O molho pronto deve ser substituído por outros à base de frutas e iogurtes. A proteína é encontrada facilmente em alimentos pouco gordurosos, como o peito de peru, o queijo branco e os ovos cozidos. Já os carboidratos mais indicados vêm de pães e massas integrais, que prolongam a sensação de saciedade. "Os legumes, assim como os folhosos, também são ótimas fontes de vitaminas, minerais e fibras e também devem estar presente nas saladas", diz a nutricionista Caroline França. Podem ser ingeridos crus ou cozidos, mas o ideal é a opção a vapor, que preserva o valor nutricional. No entanto, o consumo de raízes e tubérculos como batata, mandioca e cará deve ser moderado. É o que explica Gilberto Simeone Henriques, professor do Departamento de Nutrição da UFMG. "Por possuírem alta cota calórica, eles são usados para substituir carboidrato", diz Gilberto.  

Eugênio Gurgel
A administradora Isabela Starling abusava dos ingredientes e dos molhos: "Só descobri que estava me alimentando errado quando fui a um nutricionista" (foto: Eugênio Gurgel)

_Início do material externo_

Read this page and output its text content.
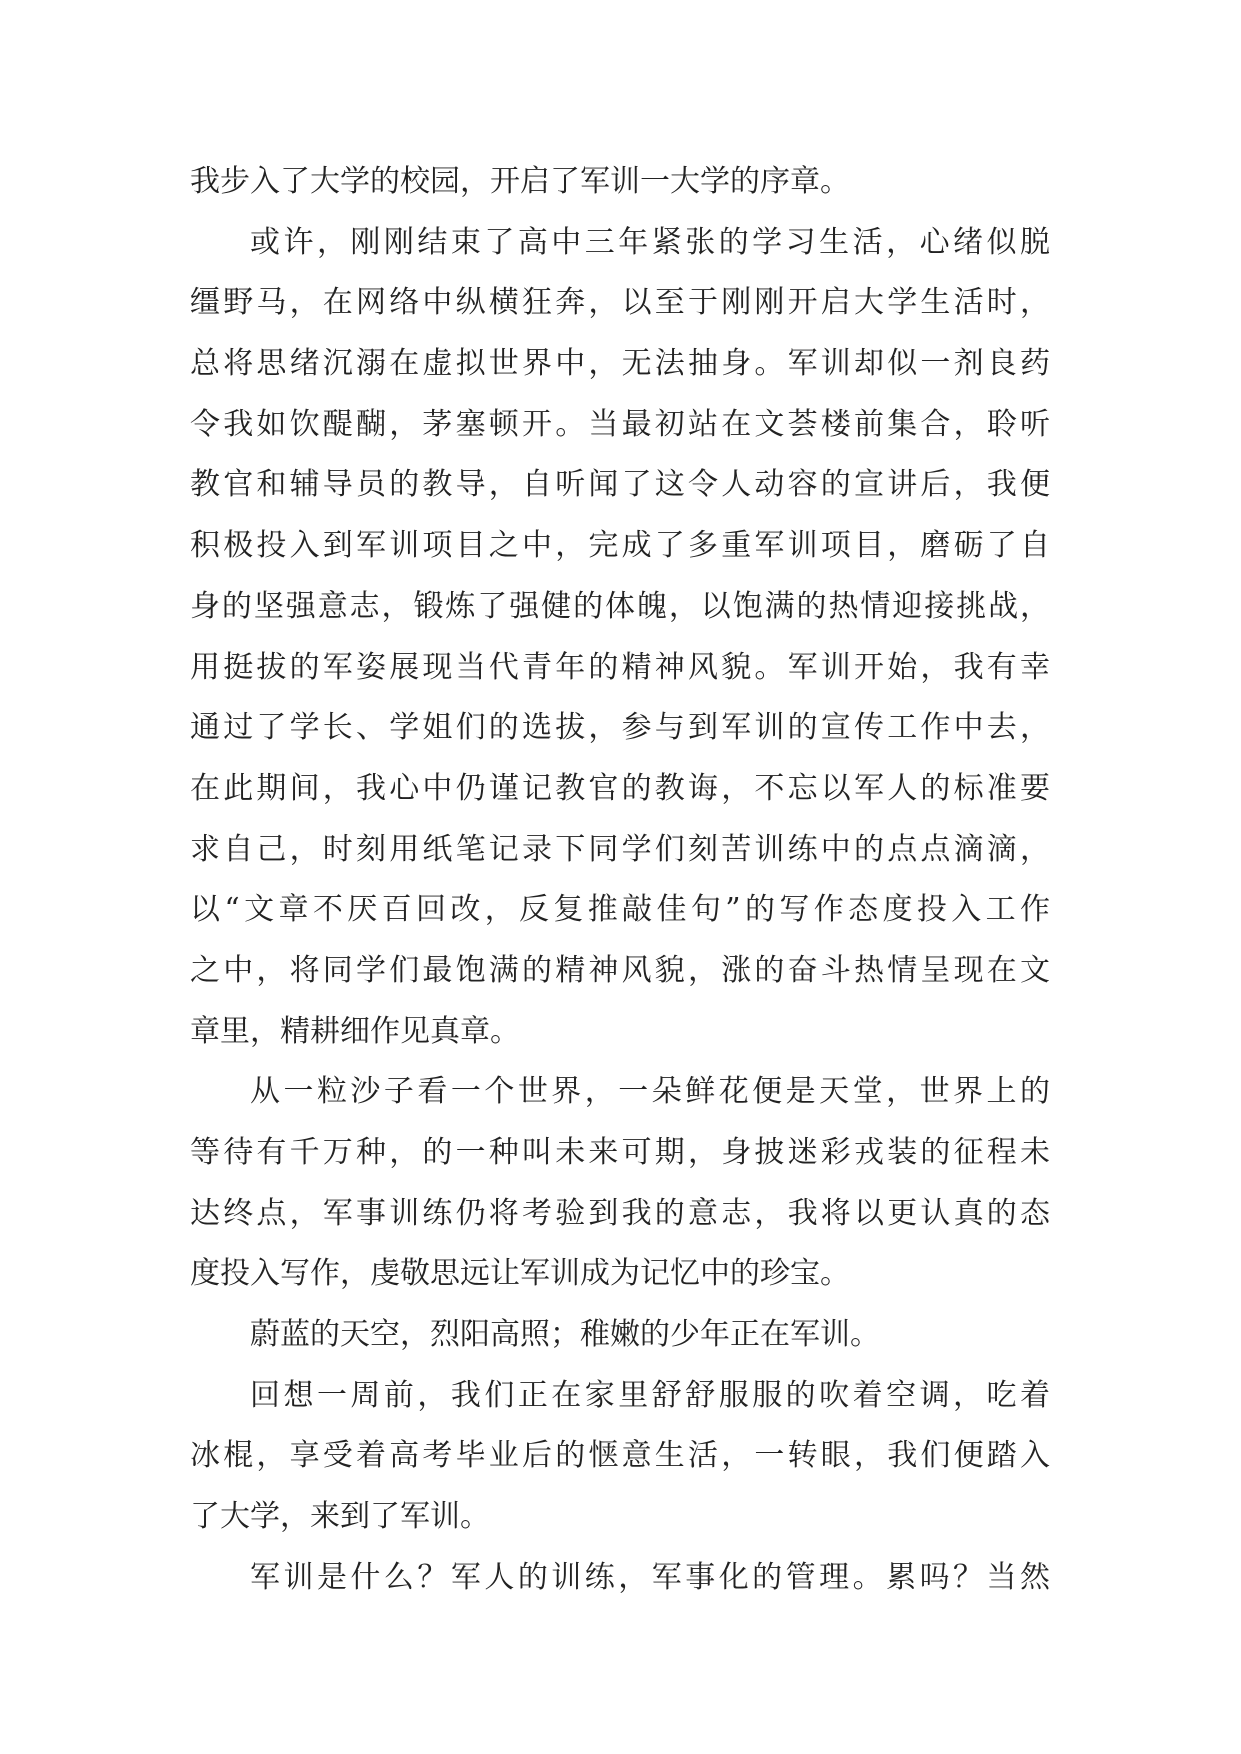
我步入了大学的校园，开启了军训一大学的序章。
或许，刚刚结束了高中三年紧张的学习生活，心绪似脱
缰野马，在网络中纵横狂奔，以至于刚刚开启大学生活时，
总将思绪沉溺在虚拟世界中，无法抽身。军训却似一剂良药
令我如饮醍醐，茅塞顿开。当最初站在文荟楼前集合，聆听
教官和辅导员的教导，自听闻了这令人动容的宣讲后，我便
积极投入到军训项目之中，完成了多重军训项目，磨砺了自
身的坚强意志，锻炼了强健的体魄，以饱满的热情迎接挑战，
用挺拔的军姿展现当代青年的精神风貌。军训开始，我有幸
通过了学长、学姐们的选拔，参与到军训的宣传工作中去，
在此期间，我心中仍谨记教官的教诲，不忘以军人的标准要
求自己，时刻用纸笔记录下同学们刻苦训练中的点点滴滴，
以“文章不厌百回改，反复推敲佳句”的写作态度投入工作
之中，将同学们最饱满的精神风貌，涨的奋斗热情呈现在文
章里，精耕细作见真章。
从一粒沙子看一个世界，一朵鲜花便是天堂，世界上的
等待有千万种，的一种叫未来可期，身披迷彩戎装的征程未
达终点，军事训练仍将考验到我的意志，我将以更认真的态
度投入写作，虔敬思远让军训成为记忆中的珍宝。
蔚蓝的天空，烈阳高照；稚嫩的少年正在军训。
回想一周前，我们正在家里舒舒服服的吹着空调，吃着
冰棍，享受着高考毕业后的惬意生活，一转眼，我们便踏入
了大学，来到了军训。
军训是什么？军人的训练，军事化的管理。累吗？当然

Vale lembrar, ainda, que verdura em salada não é sinônimo apenas de alface. É o que diz a nutricionista Patrícia Alves Soares, da clínica Be Light/Estar Bem. "Esse vegetal é rico em lectucina, substância sedativa que pode causar queda de energia, quando consumido em grande quantidade. A dica é variar na escolha das folhas." A psicóloga Marcelle Cardoso Zibral Santos, de 28 anos, tinha uma concepção errada da salada. "Para mim bastava colocar alface e tomate e acrescentar um monte de molhos e ingredientes. Resultado: ao contrário de emagrecer eu engordei", conta ela. A salada também não deve ser tida como refeição principal, e sim como mais um componente do cardápio, atuando de forma harmônica com os demais pratos. "O que engorda o indivíduo é a quantidade de alimento consumida, e não a qualidade. A pessoa só vai ganhar peso se comer mais do que necessita. Por isso, a palavra-chave é equilíbrio", ressalta o nutrólogo Enio Cardillo.